Des chercheurs ont quantifié l’évolution des prescriptions pédiatriques en France entre 2010 et 2019. L’étude publiée dans The Lancet Regional Health Europe alerte sur des taux de prescription trop importants chez les enfants de moins de 6 ans.
La France est l’un des pays européens consommant le plus de médicaments et les enfants âgés de moins de 6 ans ne sont pas épargnés selon cette étude réalisée par des chercheurs de l’Inserm et enseignants-chercheurs d’Université de Paris au Centre de Recherche en Épidémiologie et Statistiques (CRESS), avec des chercheurs de l’université de Versailles Saint-Quentin-en-Yvelines / Université Paris-Saclay et de l’AP-HP, du groupement d’intérêt scientifique Epi-Phare.
Plus de 230 millions de dispensations de médicaments, sur la période 2018-2019, ont été analysées. Celles-ci provenaient de prescriptions en ambulatoire provenant de médecins, sages-femmes ou dentistes chez des enfants de moins de 18 ans. Ces données ont été comparées aux prescriptions médicamenteuses sur la période 2010-2011.
Des taux élevés de prescriptions pédiatriques en ambulatoires
Parmi les enfants âgés de moins de 6 ans, plus de 97 sur 100 étaient exposés aux médicaments sur une année entre 2018 et 2019. Les classes thérapeutiques les plus prescrites étaient les antalgiques avec 63%, les antibiotiques (40%), les corticoïdes par voie nasale (33%), la vitamine D (30%), les anti-inflammatoires non stéroïdiens (24%), les antihistaminiques (25%) et les corticoïdes par voie orale (21%).
En comparant ces taux à la période 2010-2011, les chercheurs ont constaté une diminution de 12% de la prescription d’antibiotiques.

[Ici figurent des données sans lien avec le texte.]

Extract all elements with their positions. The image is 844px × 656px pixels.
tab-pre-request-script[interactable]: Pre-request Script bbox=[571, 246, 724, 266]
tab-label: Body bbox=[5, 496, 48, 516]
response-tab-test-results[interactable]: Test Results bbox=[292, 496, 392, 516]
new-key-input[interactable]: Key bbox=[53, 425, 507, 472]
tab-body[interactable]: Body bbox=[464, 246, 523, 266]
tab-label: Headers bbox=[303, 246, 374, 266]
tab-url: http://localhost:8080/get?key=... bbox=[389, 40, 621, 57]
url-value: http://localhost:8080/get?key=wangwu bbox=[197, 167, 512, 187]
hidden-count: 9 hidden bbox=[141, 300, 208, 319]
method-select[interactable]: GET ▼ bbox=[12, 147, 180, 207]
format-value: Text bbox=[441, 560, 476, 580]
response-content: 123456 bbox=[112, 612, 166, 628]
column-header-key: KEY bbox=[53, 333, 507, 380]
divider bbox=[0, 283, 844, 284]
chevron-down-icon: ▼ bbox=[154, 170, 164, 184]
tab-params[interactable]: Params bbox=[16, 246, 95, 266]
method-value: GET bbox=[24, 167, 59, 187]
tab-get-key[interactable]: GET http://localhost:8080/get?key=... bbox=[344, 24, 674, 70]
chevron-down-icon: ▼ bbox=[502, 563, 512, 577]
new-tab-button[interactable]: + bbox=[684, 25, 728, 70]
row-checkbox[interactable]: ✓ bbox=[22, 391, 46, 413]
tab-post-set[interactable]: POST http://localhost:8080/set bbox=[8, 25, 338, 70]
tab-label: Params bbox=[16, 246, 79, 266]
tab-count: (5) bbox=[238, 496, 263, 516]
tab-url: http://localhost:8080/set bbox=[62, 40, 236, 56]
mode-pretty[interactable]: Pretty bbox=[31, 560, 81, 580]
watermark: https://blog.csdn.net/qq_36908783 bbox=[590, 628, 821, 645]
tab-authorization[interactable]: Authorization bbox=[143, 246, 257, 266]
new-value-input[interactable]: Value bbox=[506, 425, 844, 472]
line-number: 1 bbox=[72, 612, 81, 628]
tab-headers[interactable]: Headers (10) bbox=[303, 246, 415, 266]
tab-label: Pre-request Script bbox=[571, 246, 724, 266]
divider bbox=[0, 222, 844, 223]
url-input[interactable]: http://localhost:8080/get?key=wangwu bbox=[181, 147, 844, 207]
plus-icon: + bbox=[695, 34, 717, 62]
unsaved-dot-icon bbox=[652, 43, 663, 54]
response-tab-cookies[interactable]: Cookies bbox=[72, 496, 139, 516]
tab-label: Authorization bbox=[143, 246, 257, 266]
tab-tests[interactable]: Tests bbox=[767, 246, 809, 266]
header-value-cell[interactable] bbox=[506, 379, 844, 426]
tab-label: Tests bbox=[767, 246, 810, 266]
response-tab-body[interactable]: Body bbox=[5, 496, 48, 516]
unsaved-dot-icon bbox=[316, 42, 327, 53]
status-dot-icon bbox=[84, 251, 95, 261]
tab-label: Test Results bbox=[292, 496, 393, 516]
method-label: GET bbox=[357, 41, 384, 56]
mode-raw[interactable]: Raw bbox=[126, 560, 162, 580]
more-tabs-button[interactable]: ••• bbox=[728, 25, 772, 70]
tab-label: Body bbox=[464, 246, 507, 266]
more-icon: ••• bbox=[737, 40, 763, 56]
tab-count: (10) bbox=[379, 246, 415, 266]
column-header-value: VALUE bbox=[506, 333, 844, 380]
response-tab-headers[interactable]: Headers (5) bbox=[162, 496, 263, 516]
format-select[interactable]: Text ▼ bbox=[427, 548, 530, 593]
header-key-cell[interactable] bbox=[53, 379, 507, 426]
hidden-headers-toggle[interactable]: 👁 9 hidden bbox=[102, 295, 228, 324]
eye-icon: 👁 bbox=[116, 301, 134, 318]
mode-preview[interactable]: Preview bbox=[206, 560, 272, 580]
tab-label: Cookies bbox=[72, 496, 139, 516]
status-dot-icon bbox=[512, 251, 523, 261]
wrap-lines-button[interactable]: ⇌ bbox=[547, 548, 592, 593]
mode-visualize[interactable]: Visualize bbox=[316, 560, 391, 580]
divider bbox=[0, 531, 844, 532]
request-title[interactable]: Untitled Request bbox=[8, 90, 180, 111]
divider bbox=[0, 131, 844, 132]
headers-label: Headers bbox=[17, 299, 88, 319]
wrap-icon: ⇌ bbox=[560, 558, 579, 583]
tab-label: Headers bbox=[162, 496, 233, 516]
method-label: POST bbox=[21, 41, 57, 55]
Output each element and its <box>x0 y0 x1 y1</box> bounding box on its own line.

Une évolution par ailleurs insuffisante, comme l’explique le Dr Marion Taine, co-auteure de l’étude dans le communiqué de l’INSERM, « car plus d’un enfant de moins de 6 ans sur deux a reçu une prescription d’antibiotique dans l’année ». De plus, la prescription de corticoïdes par voie orale est restée stable entre les deux périodes chez les enfants de moins de 6 ans « malgré les effets indésirables connus de cette classe thérapeutique ».
Enfin, la co-auteure souligne également que la prescription d’inhibiteurs de la pompe à proton a concerné, en 2018-2019, 2% des nourrissons de moins de 6 semaines alors « que la fréquence des affections pour lesquelles ce traitement est recommandé est bien inférieur à cet âge ».
Les médicaments en France
Si l’on compare à d’autres pays, la prescription des antibiotiques en France est 5 fois supérieure par rapport aux Pays-Bas et celle des corticoïdes oraux 5 à 20 fois supérieure comparativement aux pays américains et norvégiens.
Alors pourquoi une telle différence par rapport à d’autres pays ? Selon les auteurs, les médicaments auraient une image positive en France tant auprès des prescripteurs que de la population. Toutefois, au vu de ces résultats préoccupants, « une meilleure information de la population et des prescripteurs vis à vis de l’usage des médicaments chez l’enfant est indispensable » pour conduire à un rapport plus conscient de la balance bénéfices-risques des médicaments auprès d’une population plus vulnérable.